I cannot stress enough that this outline is not hyperbolic, exaggerated or twisted; it is absolutely true to the actual contents of the film and leaves out nothing of importance. At no point in this entire film does either of the two main characters make one single sensible decision, say anything rational, or behave as though she even inhabits reality. At the same time, they are both portrayed as completely normal women. This whole absolutely unhinged maniacal fugue is apparently just what Ridley Scott thinks women are actually like if they're not constantly under the thumb of men. He makes Flaubert and his Bovary look positively normal — and that's a novel written to vindicate the 18th century idea that women shouldn't be allowed to read novels, because it makes them go insane!

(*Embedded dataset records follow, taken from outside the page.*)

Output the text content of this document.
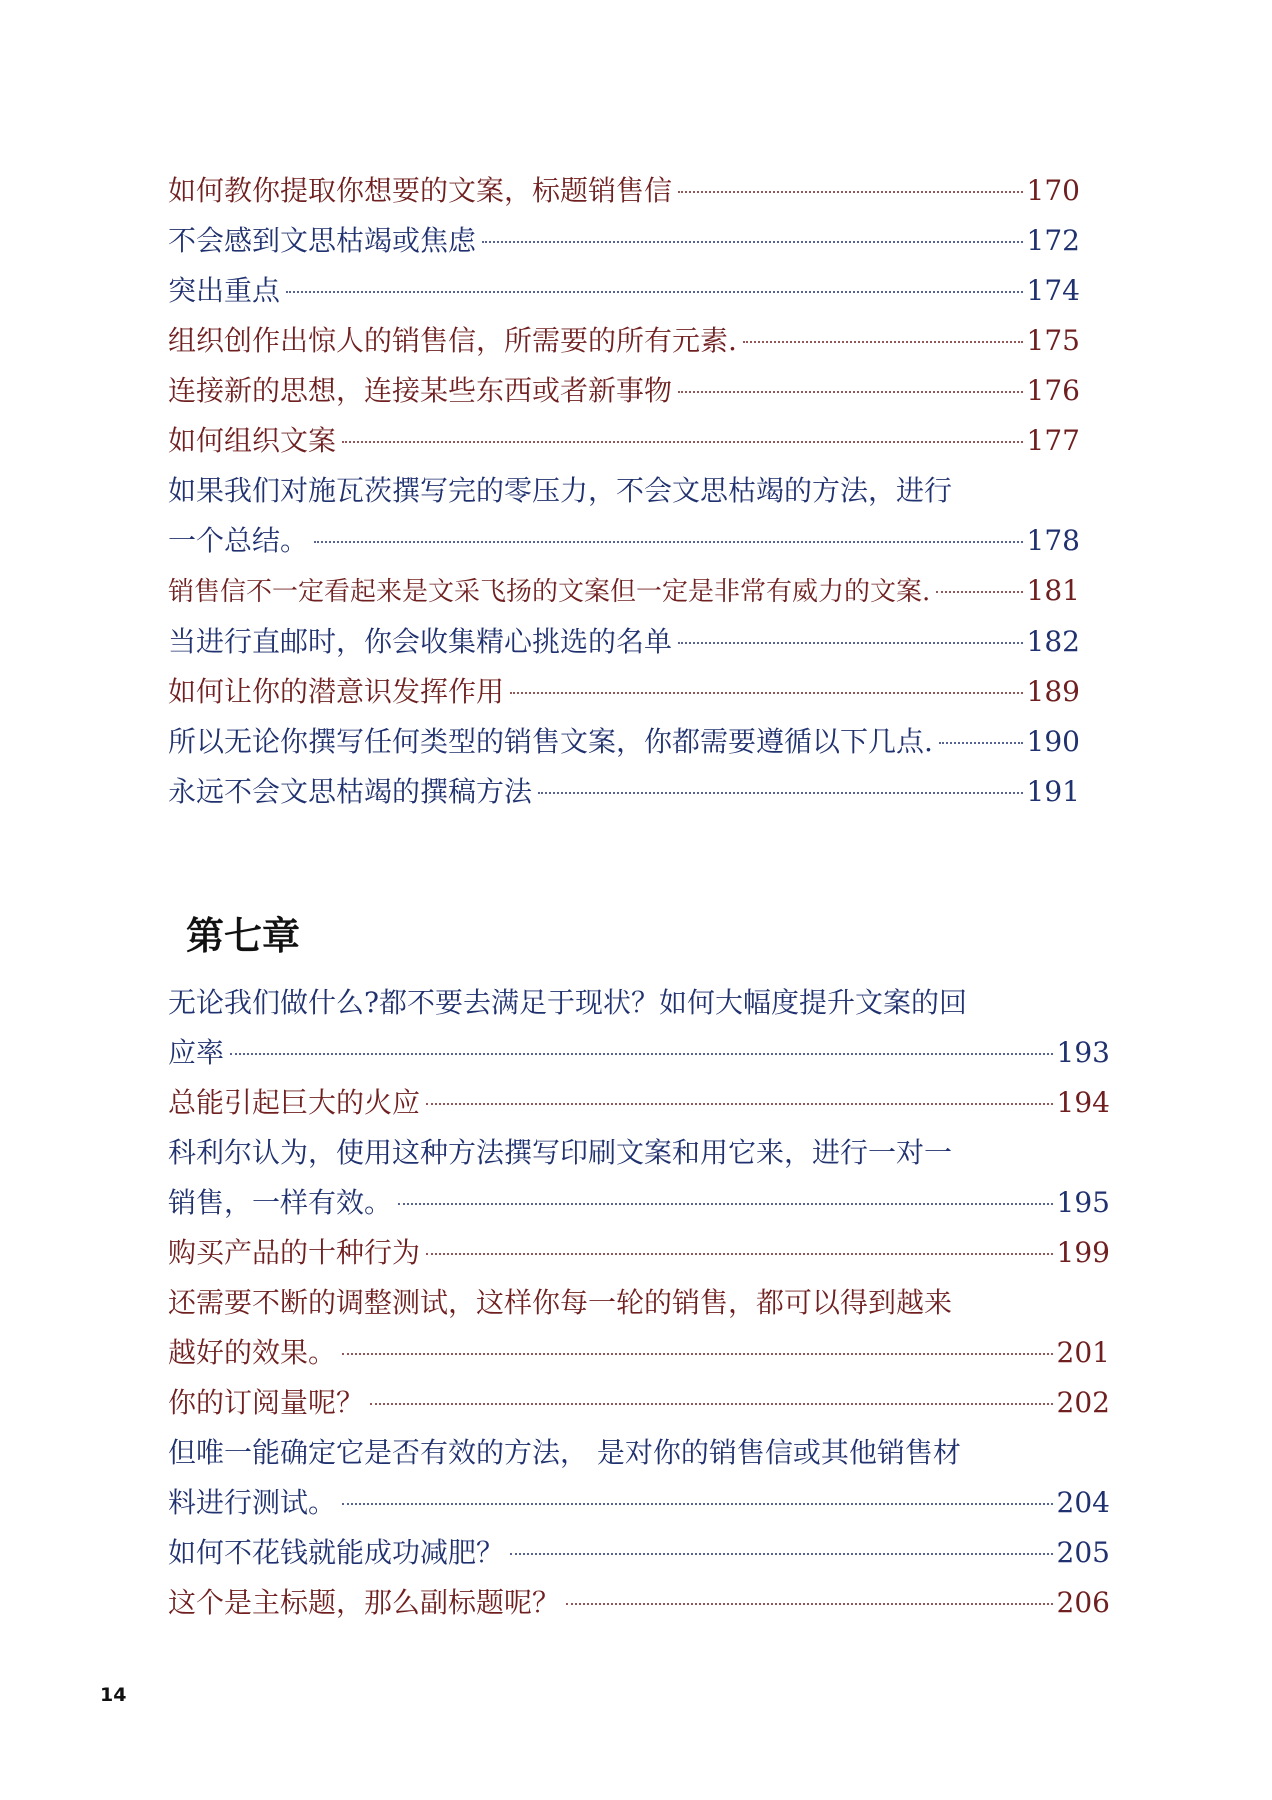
如何教你提取你想要的文案，标题销售信	170
不会感到文思枯竭或焦虑	172
突出重点	174
组织创作出惊人的销售信，所需要的所有元素.	175
连接新的思想，连接某些东西或者新事物	176
如何组织文案	177
如果我们对施瓦茨撰写完的零压力，不会文思枯竭的方法，进行
一个总结。	178
销售信不一定看起来是文采飞扬的文案但一定是非常有威力的文案.	181
当进行直邮时，你会收集精心挑选的名单	182
如何让你的潜意识发挥作用	189
所以无论你撰写任何类型的销售文案，你都需要遵循以下几点.	190
永远不会文思枯竭的撰稿方法	191
第七章
无论我们做什么?都不要去满足于现状？如何大幅度提升文案的回
应率	193
总能引起巨大的火应	194
科利尔认为，使用这种方法撰写印刷文案和用它来，进行一对一
销售，一样有效。	195
购买产品的十种行为	199
还需要不断的调整测试，这样你每一轮的销售，都可以得到越来
越好的效果。	201
你的订阅量呢？	202
但唯一能确定它是否有效的方法， 是对你的销售信或其他销售材
料进行测试。	204
如何不花钱就能成功减肥？	205
这个是主标题，那么副标题呢？	206
14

Here in 2023, it's hard to imagine that in 1991 there still existed a director in Hollywood this grossly, aggressively misogynistic, that he was allowed to make a Red Dawn-esque warning against the evils of circa-1920 progressive ideology without anybody stopping him halfway through, and that (unlike Milius) he did not get effectively blacklisted for it afterwards. In fact, this man is still a celebrated part of the Hollywood establishment and actually released another film about rape just two years ago! It's unbelievable. But here we are. The screenwriter won an Oscar for this film.